Formé à Calgary en 2015 par Zack Choy, Crack Cloud devient un groupe en 2018 à Vancouver. C’est là que les différents membres se rencontrent, dans des associations pour aider à traiter les problèmes mentaux et d’addiction. Projet musical doublé d’un moyen d’émancipation psychologique cathartique, il accouche de plusieurs EP défendus ardemment sur scène et réunis en 2018 dans une compilation qui porte le nom du groupe. Excellent aperçu de la première version esthétique du combo canadien, elle donne à entendre un post-punk nerveux dominé par un ersatz de Tom Verlaine en plus déglingué, avec une guitare rythmique qui raye le parquet et une guitare solo à la complexité instinctive, géniale, délicieusement dissonante. Déjà (légèrement) traversé par des cuivres fous, des synthés à forte personnalité et quelques boucles répétitives noires et euphorisantes, il est suivi en 2020 par un premier vrai album, au moment où Crack Cloud se mue en collectif avec un noyau dur complété par une myriade de musiciens. Plus complexe et (déjà) bien ambitieux, Pain Olympics propose un post-punk très créatif où les classiques du genre côtoient des délires instrumentaux bien phasants, avec une grosse dose de synthétiseurs lunaires, des cuivres sortis d’hôpital psychiatrique, des violons angoissants, du rap, sans oublier une fine pincée de chœurs à l’ampleur spatiale prometteuse.
Zack et sa bande pensaient avoir écrit leur épitaphe avec Pain Olympics, mais ils sont repartis au combat pour pondre un nouveau chapitre, drogués à la création permanente alors que leurs êtres «mûrissent émotionnellement avec les nouvelles expériences». Avouant avoir œuvré «sans aucune barrière», ils ont franchi un nouveau cap avec ce disque à l’ambition démentielle qui rend hommage au père de Zack, mort d’une leucémie et dont les mots prophétiques introduisent le propos : «La musique est un excellent moyen d’évacuer nos émotions». Alors ça évacue sévère : nantis d’une armada colossale d’une vingtaine de musiciens, ils repoussent les limites de la création avec, dès le départ, une ampleur instrumentale incroyable via une explosion de cordes, de cuivres et de chœurs fantasmatiques irradiés par un superbe mellotron. Délaissant sa nervosité habituelle, Choy est violemment shooté au bonheur façon OMD sous MDMA sur The Politician et Costly Engineered Illusion, grâce à des harmonies de l’espace sur la première et d’une nappe stratosphérique de touches blanches enfantines, de cuivres et de voix humaines cosmiques sur la deuxième. Encore défoncé sur Please Yourself par une nuée de nymphes maléfiques et une mélodie de stade de football reprise par une armée de choristes en folie, il finit par péter un plomb en mode Alan Vega cramé sur Virtuous Industry, sous la pression d’un beat sportif et d’une strate de trompettes, de saxophones et de trombones terriblement obsédante qui réveillerait un mort.

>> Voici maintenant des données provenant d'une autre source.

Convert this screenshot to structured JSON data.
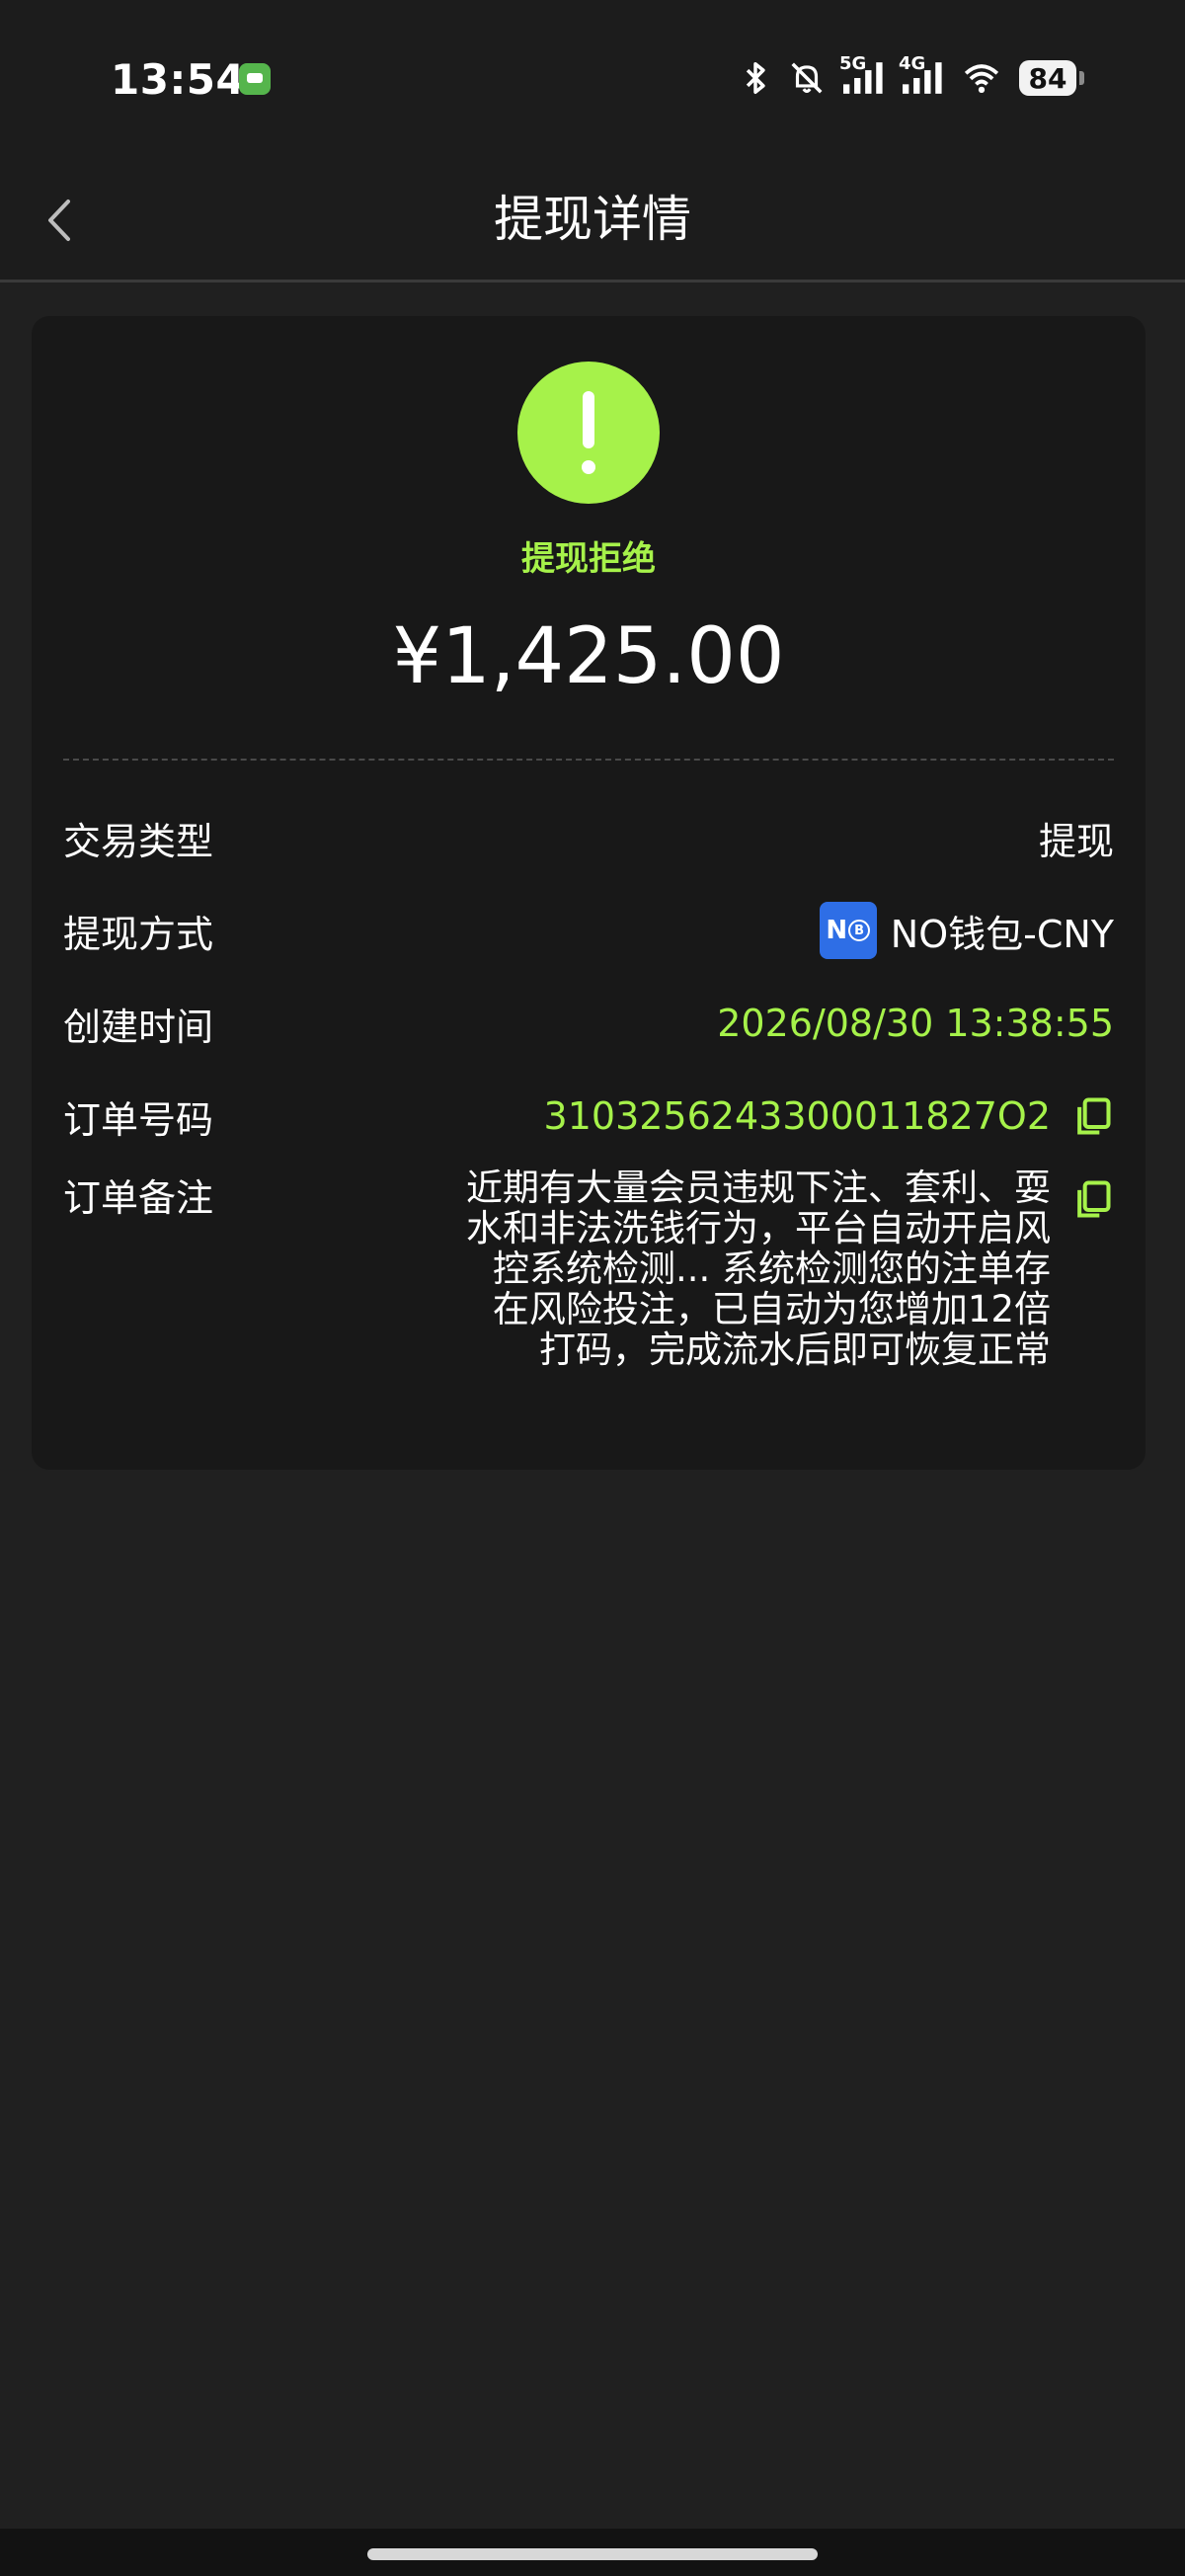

Si la teuf instrumentale bat son plein sur Tough Baby avec du xylophone, des cuivres sensuels, du piano réverbéré, du violon et une guitare pyrotechnique, puis sur Criminal avec une bastonnade de synthétiseurs avec des cuivres cinématographiques sur un beat guerrier, Zack plie le game avec un battle de rap futuriste, avant une énième et furieuse explosion de jouissance où la batterie supplante la machine, portée en triomphe par une ultime nappe puissante et multisourcée, lâchée par son armada. Elle hurle sa joie infinie d’être ensemble dans une trentaine de micros.
SORTIE CD, VINYLE ET NUMÉRIQUE LE 16/09/2022
Crack Cloud sera en concert au Trabendo (Paris) le jeudi 27 octobre.